Le cap numérique des hôpitaux publics congolais
Dans un contexte africain où la transition digitale devient un indicateur de solidité institutionnelle, le Congo-Brazzaville entend franchir une étape décisive avec la généralisation du dossier médical électronique. Lancé à titre pilote dès 2021 dans les Centres hospitaliers universitaires de Brazzaville et de Pointe-Noire, le programme est désormais étendu aux structures départementales avec le soutien financier conjoint du Trésor public et de partenariats multilatéraux. « La dématérialisation sécurisée des données sanitaires figure parmi les engagements prioritaires du gouvernement », rappelle la ministre de la Santé, Gilberte N’Zengou, lors d’un point presse en mai dernier.
Des architectures de données sous haute vigilance
Au-delà de l’infrastructure technique – serveurs redondants installés sur le Campus numérique francophone et fibre optique dédiée du groupe Congo Télécom –, l’enjeu majeur demeure la gouvernance de l’information. Inspiré du référentiel européen GDPR tout en restant conforme aux prescriptions de la CEMAC, le cadre juridique national encadre strictement l’accès aux dossiers. Le Pr. Jean-Richard Mabiala, sociologue de la santé à l’Université Marien-Ngouabi, souligne que « l’État fait le choix d’un hébergement souverain afin de garantir l’intégrité des données et prévenir toute dépendance extrarégionale ». La Commission nationale de protection des données personnelles, installée en 2022, assure quant à elle un contrôle continu des protocoles de cryptage et d’authentification biométrique.

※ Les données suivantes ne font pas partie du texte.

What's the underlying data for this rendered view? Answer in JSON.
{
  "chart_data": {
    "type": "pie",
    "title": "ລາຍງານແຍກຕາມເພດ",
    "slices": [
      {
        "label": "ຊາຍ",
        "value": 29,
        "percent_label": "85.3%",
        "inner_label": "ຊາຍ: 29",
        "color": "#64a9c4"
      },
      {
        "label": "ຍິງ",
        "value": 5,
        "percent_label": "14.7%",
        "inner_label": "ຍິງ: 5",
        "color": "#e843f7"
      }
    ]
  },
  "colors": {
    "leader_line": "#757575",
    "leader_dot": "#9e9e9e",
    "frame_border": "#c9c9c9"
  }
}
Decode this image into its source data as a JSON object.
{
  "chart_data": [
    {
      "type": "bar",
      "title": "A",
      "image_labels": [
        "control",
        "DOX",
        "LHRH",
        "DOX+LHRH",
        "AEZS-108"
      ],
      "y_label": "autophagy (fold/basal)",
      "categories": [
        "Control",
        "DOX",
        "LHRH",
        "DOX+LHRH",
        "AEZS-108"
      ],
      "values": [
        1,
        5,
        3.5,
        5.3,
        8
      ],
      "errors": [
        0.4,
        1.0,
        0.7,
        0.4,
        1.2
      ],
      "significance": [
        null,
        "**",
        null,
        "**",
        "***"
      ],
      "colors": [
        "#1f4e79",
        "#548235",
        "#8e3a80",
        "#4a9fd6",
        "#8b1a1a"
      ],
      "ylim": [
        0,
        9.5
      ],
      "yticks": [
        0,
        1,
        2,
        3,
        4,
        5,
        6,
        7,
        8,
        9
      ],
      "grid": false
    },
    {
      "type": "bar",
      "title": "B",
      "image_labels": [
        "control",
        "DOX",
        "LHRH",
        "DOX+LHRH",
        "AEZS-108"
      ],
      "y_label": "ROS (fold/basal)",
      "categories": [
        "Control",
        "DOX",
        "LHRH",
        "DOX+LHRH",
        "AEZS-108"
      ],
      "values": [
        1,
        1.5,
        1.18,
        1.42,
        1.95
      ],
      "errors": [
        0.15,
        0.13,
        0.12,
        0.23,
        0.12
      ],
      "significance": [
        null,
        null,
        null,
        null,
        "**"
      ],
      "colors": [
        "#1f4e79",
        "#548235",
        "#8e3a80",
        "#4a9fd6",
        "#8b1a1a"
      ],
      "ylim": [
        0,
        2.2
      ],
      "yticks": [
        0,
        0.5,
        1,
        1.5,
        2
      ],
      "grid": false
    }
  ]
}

Bénéfices tangibles pour les patients et le corps médical
Les premiers retours d’expérience dessinent un bilan encourageant. Les délais moyens d’obtention d’un compte-rendu d’imagerie sont passés de douze à trois jours, tandis que la traçabilité des prescriptions réduit sensiblement les erreurs médicamenteuses, comme l’indique une étude interne du CHU de Brazzaville conduite sur un échantillon de 1 500 hospitalisations. Pour les patients des zones rurales, la portabilité du dossier via application mobile facilite désormais les références vers les spécialistes urbains, réduisant les coûts de transport et d’hébergement. Le docteur Irène Okoua, généraliste à Madingou, témoigne : « En scannant simplement le QR code du patient, je retrouve historique vaccinal, bilans biologiques et images radiologiques, un gain de temps inestimable. »
Rayonnement régional et perspectives diplomatiques
Le succès technique du projet congolais ne passe pas inaperçu dans la sous-région. Déjà, le Gabon et la Centrafrique envisagent des passerelles d’interopérabilité pour fluidifier la prise en charge des patients transfrontaliers. Sur le plan diplomatique, ces avancées renforcent la position de Brazzaville comme moteur de la santé numérique en Afrique centrale, à l’heure où l’Organisation mondiale de la Santé encourage l’harmonisation des standards. Dans son allocution au Sommet Africain de la Cybersanté, le président Denis Sassou Nguesso a salué « une convergence heureuse entre innovation et solidarité », rappelant que la modernisation du secteur sanitaire s’inscrit dans la vision nationale de développement durable 2025-2035.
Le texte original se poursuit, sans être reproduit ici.